On dit souvent aux journalistes: "Comme vous devez rencontrer des gens intéressants!" et ce n'est pas entièrement faux, même si la plupart du temps, la part de routine du métier encombre ces moments privilégiés et même si parmi les personnalités éminentes ou non que l'on rencontre dans une carrière, il peut y avoir des déceptions. Eh bien, de toutes les interviews que j'ai pu faire, de toutes ces rencontres, de toutes ces personnes, celle qui m'a le plus impressionné, c'est bien Robert Badinter. À la certitude d'avoir un monument au téléphone puis devant moi et enfin longuement à table se joignait certes une admiration pour l'avocat et le garde des sceaux, pour la plaidoirie en faveur de Patrick Henry, pour le livre terrible qui relatait l'exécution de Roger Bontems et pour l'abolition de la peine de mort mais encore autre chose. Les circonstances étaient professionnellement différentes: en face de lui, ce n'était plus le chroniqueur judiciaire, c'était l'historien qui primait et j'interviewais l'auteur d'un livre sur l'émancipation des juifs au moment de la Révolution de 1789, "Libres et égaux". C'était au moment du bicentenaire de 1989 et j'étais chargé, avec deux collègues, des pages spéciales que le Soir consacrait à l'histoire de la Révolution.

Jamais dans ma vie je n'avais croisé un être qui spontanément impressionnait plus que lui et jamais plus par la suite je n'éprouvai autant ce sentiment.
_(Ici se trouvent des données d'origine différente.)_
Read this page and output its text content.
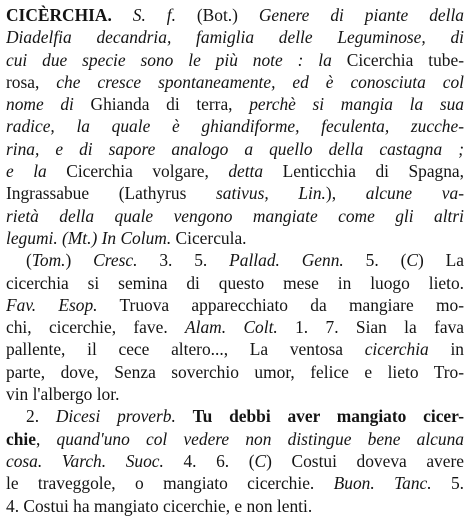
CICÈRCHIA. S. f. (Bot.) Genere di piante della
Diadelfia decandria, famiglia delle Leguminose, di
cui due specie sono le più note : la Cicerchia tube-
rosa, che cresce spontaneamente, ed è conosciuta col
nome di Ghianda di terra, perchè si mangia la sua
radice, la quale è ghiandiforme, feculenta, zucche-
rina, e di sapore analogo a quello della castagna ;
e la Cicerchia volgare, detta Lenticchia di Spagna,
Ingrassabue (Lathyrus sativus, Lin.), alcune va-
rietà della quale vengono mangiate come gli altri
legumi. (Mt.) In Colum. Cicercula.
(Tom.) Cresc. 3. 5. Pallad. Genn. 5. (C) La
cicerchia si semina di questo mese in luogo lieto.
Fav. Esop. Truova apparecchiato da mangiare mo-
chi, cicerchie, fave. Alam. Colt. 1. 7. Sian la fava
pallente, il cece altero..., La ventosa cicerchia in
parte, dove, Senza soverchio umor, felice e lieto Tro-
vin l'albergo lor.
2. Dicesi proverb. Tu debbi aver mangiato cicer-
chie, quand'uno col vedere non distingue bene alcuna
cosa. Varch. Suoc. 4. 6. (C) Costui doveva avere
le traveggole, o mangiato cicerchie. Buon. Tanc. 5.
4. Costui ha mangiato cicerchie, e non lenti.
L'homme était sérieux, tiré à quatre épingles, soucieux du choix des mots, précis, clair - une autorité naturelle et courtoise, sans condescendance, avec cette simplicité qui oblige plus que les effets ou l'épate. C'était un grand bourgeois, de toute évidence, un grand intellectuel, un grand humaniste, mais aussi un homme d'action, un homme de gauche et qui déjà alors était une conscience appréciée bien au-delà de son camp, tant il est vrai qu'à peine quelques années après l'abolition de la peine de mort, la mesure au départ impopulaire avait été comprise et acceptée - et élargie aussi ´sous son impulsion comme une condition de l'appartenance à l'Union européenne.

Une longue vie féconde s'est terminée mais il arrive qu'une vie fasse avancer l'humanité dans le bon sens.